Enviada em 16/11/2020
Em 1963, Martin Luther King, discursou sobre seu sonho de ver uma sociedade em que todos seriam iguais sem distinção de cor e raça. Segundo o ativista político: “Devemos encarar a trágica realidade de que o negro ainda não é livre, pois sua vida está dilacerada pelas algemas da segregação e pelas correntes da discriminação.” Nos dias atuais, esse discurso mostra-se compatível ao quadro social brasileiro - desigual, preconceituoso e segregador - trazendo à tona temas polêmicos como as cotas nas universidades.
Em um primeiro plano, deve-se entender que o país apresenta uma grande desigualdade social. Isso se evidencia na carência de cidadãos negros, índios ou deficientes nos cargos mais disputados. Cadê a miscigenação brasileira no senado, na medicina ou judiciário? É uma ocorrência rara. Aliás, em mais de um século de república, o Supremo Tribunal Federal (STF) só foi ter seu primeiro presidente negro em 2012. Essa conjuntura mostra a indispensabilidade das cotas como política emergencial, visto que elas têm a finalidade de proteger e integrar aqueles que -mesmo em uma democracia- têm uma série de prejuízos no dia a dia, desde dificuldades financeiras até barreiras preconceituosas.
Em consonância, politicas de incentivo e oportunidades foram criadas para banir os prejuízos deixados ao logo da história, visando o futuro do país a respeito da inclusão, a Lei nº 12.711 sancionada em 2012, garante 50% das vagas em universidade públicas para alunos pretos, pardos e indígenas; vagas para alunos de escolas públicas e com renda per capita de um salário mínimo e meio por morador da residência.
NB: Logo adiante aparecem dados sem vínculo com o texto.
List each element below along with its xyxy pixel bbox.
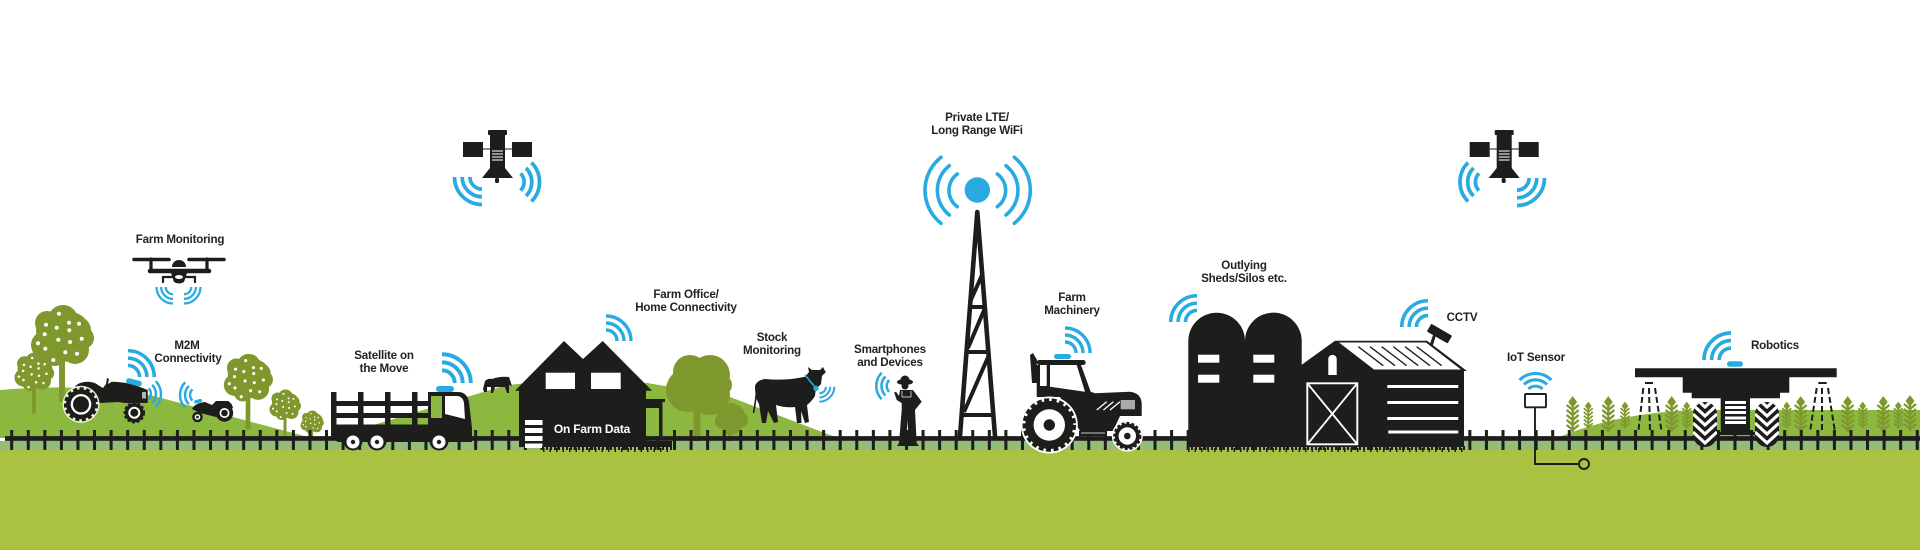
label: stock monitoring: Stock [757,331,788,344]
label: private LTE: Long Range WiFi [931,124,1023,137]
label: farm machinery [1044,291,1101,317]
label: IoT sensor: IoT Sensor [1507,351,1566,364]
tractor: small M2M [192,399,233,422]
tower signal [925,157,1030,223]
hill: right [1557,410,1920,438]
IoT sensor [1525,394,1589,469]
label: on farm data: On Farm Data [554,422,631,436]
icon: phone signal [868,373,895,399]
label: private LTE: Private LTE/ [945,111,1010,124]
icon: robot signal [1704,333,1731,360]
house [515,341,674,450]
wheat crops [1567,397,1916,432]
silo and barn grass [1187,448,1465,450]
icon: drone signal [156,287,200,304]
truck [331,386,472,450]
farmer [893,376,922,446]
label: CCTV: CCTV [1447,311,1478,324]
icon: IoT signal [1520,364,1551,396]
robot wheel left [1693,402,1717,447]
label: stock monitoring: Monitoring [743,344,801,357]
label: M2M connectivity: M2M [174,339,200,352]
label: farm machinery: Farm [1058,291,1086,304]
label: M2M connectivity: Connectivity [154,352,222,365]
label: private LTE [931,111,1023,137]
label: satellite on the move: Satellite on [354,349,414,362]
icon: CCTV camera [1427,324,1452,345]
label: outlying sheds [1201,259,1287,285]
robot sprayers [1638,383,1835,432]
icon: tractor signal [1065,328,1090,353]
hill: centre [330,383,838,438]
drone [134,259,224,284]
label: smartphones: and Devices [857,356,923,369]
label: farm office: Farm Office/ [653,288,720,301]
icon: cow signal [819,387,834,402]
hill: left [0,388,312,438]
cow: small grazing [483,377,512,393]
label: smartphones: Smartphones [854,343,926,356]
label: satellite on the move: the Move [360,362,409,375]
trees: olive trees by house [666,355,748,450]
trees: left orchard [14,305,324,446]
icon: house signal [606,316,631,341]
icon: silo signal [1171,296,1197,322]
label: satellite on the move [354,349,414,375]
satellite right [1449,130,1544,206]
label: outlying sheds: Sheds/Silos etc. [1201,272,1287,285]
ground [0,441,1920,550]
label: farm office: Home Connectivity [635,301,738,314]
tower [960,212,995,436]
icon: CCTV signal [1402,301,1428,327]
robot [1635,361,1837,447]
label: farm office [635,288,738,314]
icon: M2M signal large tractor [128,351,168,407]
icon: satellite left signal [454,163,551,204]
label: outlying sheds: Outlying [1221,259,1267,272]
label: M2M connectivity [154,339,222,365]
robot wheel right [1755,402,1779,447]
icon: truck signal [442,354,471,383]
label: farm machinery: Machinery [1044,304,1101,317]
icon: satellite right signal [1449,163,1544,206]
fence [5,438,1920,440]
label: robotics: Robotics [1751,339,1799,352]
cow collar [805,375,819,391]
label: smartphones [854,343,926,369]
icon: M2M signal small tractor [173,382,198,408]
tractor: farm machinery [1021,353,1143,454]
icon: server stack [525,420,542,448]
satellite left [454,130,551,204]
label: farm monitoring: Farm Monitoring [136,233,224,246]
silos [1188,313,1302,447]
label: stock monitoring [743,331,801,357]
barn door [1307,383,1357,444]
tractor: large M2M [62,378,148,423]
barn [1300,341,1467,447]
cow: stock [754,367,826,423]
As cotas já permitiram a formação de diversos alunos desprivilegiados, e promove a inclusão de milhares de alunos no ensino publico todos os anos, quebrando paradigmas através de pessoas de diferentes condições em cursos concorridos como medicina, direito e engenharia.
Diante desse grave cenário de desigualdade, é necessário entender que o sistema de cotas é extremamente importante para promover a inclusão tanto social quanto educacional. Portanto, para que seja possível a efetivação desse projeto de inclusão, é de suma importância que o setor legislativo em conjunto com o ministério da educação, crie leis para que o sistema de cotas seja implantado em todas as universidades. Análogo a isso, a mídia deverá divulgar todos os benefícios que a adoção do sistema de cotas, irá promover para o país, mostrando que esse é um caminho para reduzir a desigualdade. Dessa forma, a população poderá ver o quão importante e necessário, são as cotas.